"Following are some research-based strategies for motivating students to learn.
- Become a role model for student interest. Deliver your presentations with energy and enthusiasm. As a display of your motivation, your passion motivates your students. Make the course personal, showing why you are interested in the material.
- Get to know your students. You will be able to better tailor your instruction to the students’ concerns and backgrounds, and your personal interest in them will inspire their personal loyalty to you. Display a strong interest in students’ learning and a faith in their abilities.
- Use examples freely. Many students want to be shown why a concept or technique is useful before they want to study it further. Inform students about how your course prepares students for future opportunities.
- Use a variety of student-active teaching activities. These activities directly engage students in the material and give them opportunities to achieve a level of mastery.
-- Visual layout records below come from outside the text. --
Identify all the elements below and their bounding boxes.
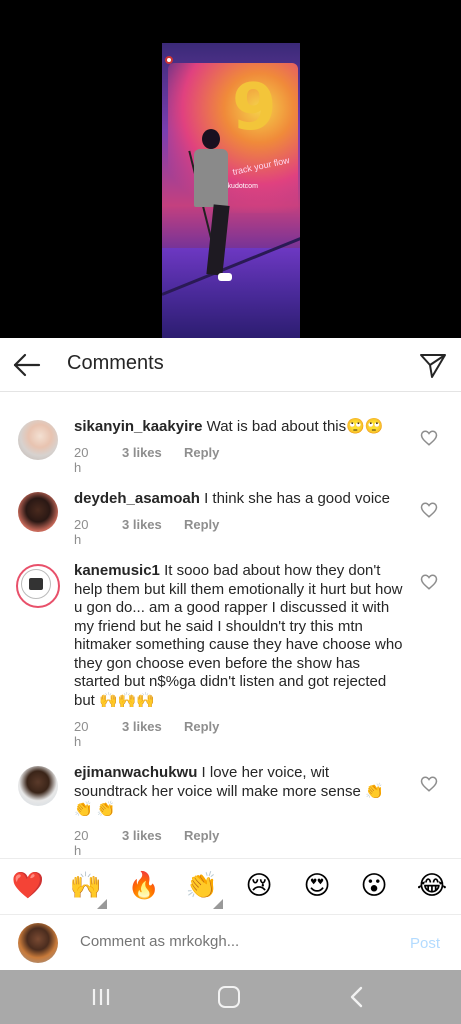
comment-body: Wat is bad about this🙄🙄 bbox=[206, 418, 384, 435]
comment-username[interactable]: sikanyin_kaakyire bbox=[74, 418, 202, 435]
heart-emoji-icon[interactable]: ❤️ bbox=[11, 869, 45, 903]
raised-hands-emoji-icon[interactable]: 🙌 bbox=[69, 869, 103, 903]
surprised-emoji-icon[interactable]: 😮 bbox=[357, 869, 391, 903]
comment-likes[interactable]: 3 likes bbox=[122, 445, 162, 460]
comment-time: 20 h bbox=[74, 719, 89, 749]
comment-time: 20 h bbox=[74, 828, 89, 858]
page-title: Comments bbox=[67, 352, 164, 374]
back-arrow-icon[interactable] bbox=[12, 350, 42, 380]
like-heart-icon[interactable] bbox=[420, 501, 438, 519]
comment-body: I think she has a good voice bbox=[204, 490, 391, 507]
skin-tone-indicator-icon bbox=[213, 899, 223, 909]
comment-body: It sooo bad about how they don't help th… bbox=[74, 562, 403, 709]
comment-username[interactable]: kanemusic1 bbox=[74, 562, 160, 579]
comment-username[interactable]: deydeh_asamoah bbox=[74, 490, 200, 507]
like-heart-icon[interactable] bbox=[420, 429, 438, 447]
avatar[interactable] bbox=[18, 766, 58, 806]
reply-button[interactable]: Reply bbox=[184, 828, 219, 843]
record-indicator-icon bbox=[165, 56, 173, 64]
clapping-emoji-icon[interactable]: 👏 bbox=[185, 869, 219, 903]
like-heart-icon[interactable] bbox=[420, 775, 438, 793]
comment-text: deydeh_asamoah I think she has a good vo… bbox=[74, 490, 404, 509]
comment-time: 20 h bbox=[74, 517, 89, 547]
emoji-quick-bar: ❤️ 🙌 🔥 👏 😢 😍 😮 😂 bbox=[0, 858, 461, 914]
video-area: 9 track your flow @kwekudotcom bbox=[0, 0, 461, 338]
comment-text: kanemusic1 It sooo bad about how they do… bbox=[74, 562, 404, 710]
avatar[interactable] bbox=[18, 492, 58, 532]
comment-list: sikanyin_kaakyire Wat is bad about this🙄… bbox=[0, 392, 461, 858]
comment-username[interactable]: ejimanwachukwu bbox=[74, 764, 197, 781]
system-navigation-bar bbox=[0, 970, 461, 1024]
comment-likes[interactable]: 3 likes bbox=[122, 828, 162, 843]
current-user-avatar bbox=[18, 923, 58, 963]
comment-time: 20 h bbox=[74, 445, 89, 475]
video-performer bbox=[184, 129, 244, 299]
comment-composer: Post bbox=[0, 914, 461, 970]
avatar[interactable] bbox=[16, 564, 60, 608]
reply-button[interactable]: Reply bbox=[184, 445, 219, 460]
system-back-icon[interactable] bbox=[346, 985, 368, 1009]
comment-likes[interactable]: 3 likes bbox=[122, 719, 162, 734]
comment-text: ejimanwachukwu I love her voice, wit sou… bbox=[74, 764, 404, 820]
like-heart-icon[interactable] bbox=[420, 573, 438, 591]
share-send-icon[interactable] bbox=[418, 350, 448, 380]
crying-emoji-icon[interactable]: 😢 bbox=[242, 869, 276, 903]
recent-apps-icon[interactable] bbox=[90, 987, 112, 1007]
avatar[interactable] bbox=[18, 420, 58, 460]
home-icon[interactable] bbox=[218, 986, 240, 1008]
post-button[interactable]: Post bbox=[410, 935, 440, 952]
skin-tone-indicator-icon bbox=[97, 899, 107, 909]
comment-text: sikanyin_kaakyire Wat is bad about this🙄… bbox=[74, 418, 404, 437]
fire-emoji-icon[interactable]: 🔥 bbox=[127, 869, 161, 903]
heart-eyes-emoji-icon[interactable]: 😍 bbox=[300, 869, 334, 903]
laughing-emoji-icon[interactable]: 😂 bbox=[415, 869, 449, 903]
comments-header: Comments bbox=[0, 338, 461, 392]
comment-likes[interactable]: 3 likes bbox=[122, 517, 162, 532]
reply-button[interactable]: Reply bbox=[184, 517, 219, 532]
video-player[interactable]: 9 track your flow @kwekudotcom bbox=[162, 43, 300, 338]
comment-input[interactable] bbox=[80, 933, 380, 950]
reply-button[interactable]: Reply bbox=[184, 719, 219, 734]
- Teach by discovery. Students find as satisfying as reasoning through a problem and discovering the underlying principle on their own.
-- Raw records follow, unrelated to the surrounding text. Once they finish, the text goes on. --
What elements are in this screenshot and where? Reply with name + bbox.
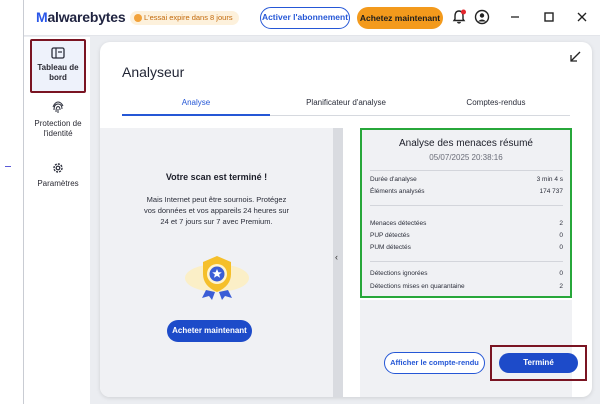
summary-row: Détections mises en quarantaine 2 xyxy=(370,283,563,290)
divider xyxy=(370,170,563,171)
collapse-arrow-icon[interactable] xyxy=(568,50,582,64)
activate-subscription-button[interactable]: Activer l'abonnement xyxy=(260,7,350,29)
buy-premium-button[interactable]: Acheter maintenant xyxy=(167,320,252,342)
tab-bar: Analyse Planificateur d'analyse Comptes-… xyxy=(122,98,570,116)
sidebar-item-dashboard[interactable]: Tableau de bord xyxy=(30,39,86,93)
scanner-panel: Analyseur Analyse Planificateur d'analys… xyxy=(100,42,592,397)
dashboard-icon xyxy=(51,47,65,59)
summary-row: PUM détectés 0 xyxy=(370,244,563,251)
bell-alert-icon[interactable] xyxy=(451,9,467,25)
divider xyxy=(370,205,563,206)
summary-title: Analyse des menaces résumé xyxy=(399,138,533,149)
threat-summary-card: Analyse des menaces résumé 05/07/2025 20… xyxy=(360,128,572,298)
close-icon[interactable] xyxy=(574,9,590,25)
buy-now-button[interactable]: Achetez maintenant xyxy=(357,7,443,29)
sidebar-item-settings[interactable]: Paramètres xyxy=(30,161,86,189)
sidebar-item-label: Protection de l'identité xyxy=(34,119,82,138)
done-button[interactable]: Terminé xyxy=(499,353,578,373)
summary-row: Éléments analysés 174 737 xyxy=(370,188,563,195)
maximize-icon[interactable] xyxy=(541,9,557,25)
sidebar-item-label: Paramètres xyxy=(37,179,79,188)
minimize-icon[interactable] xyxy=(507,9,523,25)
active-tab-indicator xyxy=(122,114,270,116)
tab-scan[interactable]: Analyse xyxy=(122,98,270,107)
view-report-button[interactable]: Afficher le compte-rendu xyxy=(384,352,485,374)
pane-splitter[interactable]: ‹ xyxy=(333,128,343,397)
summary-row: Durée d'analyse 3 min 4 s xyxy=(370,176,563,183)
premium-badge-icon xyxy=(185,256,249,300)
gear-icon xyxy=(53,163,63,173)
sidebar-item-identity-protection[interactable]: Protection de l'identité xyxy=(30,101,86,139)
trial-badge: L'essai expire dans 8 jours xyxy=(130,11,239,25)
divider xyxy=(370,261,563,262)
sidebar-item-label: Tableau de bord xyxy=(37,63,79,82)
scan-timestamp: 05/07/2025 20:38:16 xyxy=(429,153,503,162)
summary-row: Détections ignorées 0 xyxy=(370,270,563,277)
summary-row: Menaces détectées 2 xyxy=(370,220,563,227)
scan-complete-title: Votre scan est terminé ! xyxy=(165,172,268,182)
title-bar: Malwarebytes L'essai expire dans 8 jours… xyxy=(24,0,600,36)
tab-scan-scheduler[interactable]: Planificateur d'analyse xyxy=(272,98,420,107)
tab-reports[interactable]: Comptes-rendus xyxy=(422,98,570,107)
background-mark xyxy=(5,166,11,167)
app-window: Malwarebytes L'essai expire dans 8 jours… xyxy=(23,0,600,404)
clock-icon xyxy=(134,14,142,22)
chevron-left-icon[interactable]: ‹ xyxy=(335,252,338,262)
summary-row: PUP détectés 0 xyxy=(370,232,563,239)
account-icon[interactable] xyxy=(474,9,490,25)
sidebar: Tableau de bord Protection de l'identité… xyxy=(24,37,90,404)
premium-promo-text: Mais Internet peut être sournois. Protég… xyxy=(143,195,290,226)
done-highlight-frame: Terminé xyxy=(490,345,587,381)
page-title: Analyseur xyxy=(122,64,185,80)
malwarebytes-logo: Malwarebytes xyxy=(36,9,126,25)
fingerprint-icon xyxy=(52,101,64,113)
- Cooperative learning activities are particularly effective as they also provide positive social pressure.
- Set realistic performance goals and help students achieve them by encouraging them to set their own reasonable goals. Design assignments that are appropriately challenging in view of the experience and aptitude of the class.
- Place appropriate emphasis on testing and grading. Tests should be a means of showing what students have mastered, not what they have not. Avoid grading on the curve and give everyone the opportunity to achieve the highest standard and grades.
- Be free with praise and constructive in criticism. Negative comments should pertain to particular performances, not the performer. Offer nonjudgmental feedback on students’ work, stress opportunities to improve, look for ways to stimulate advancement, and avoid dividing students into sheep and goats.
- Give students as much control over their own education as possible. Let students choose paper and project topics that interest them. Assess them in a variety of ways (tests, papers, projects, presentations, etc.) to give students more control over how they show their understanding to you. Give students options for how these assignments are weighted.
Sources:
- Ken Bain, What the Best College Teachers Do, Harvard University Press, 2004, pages 32-42.
- Linda Nilson, Teaching At Its Best: A Research-Based Resource for College Instructors, 2nd edition, Anker Publishing, 2003, pages 41-44.
- Matt DeLong and Dale Winter, Learning to Teaching and Teaching to Learn Mathematics: Resources for Professional Development, Mathematical Association of America, 2002, pages 159-168."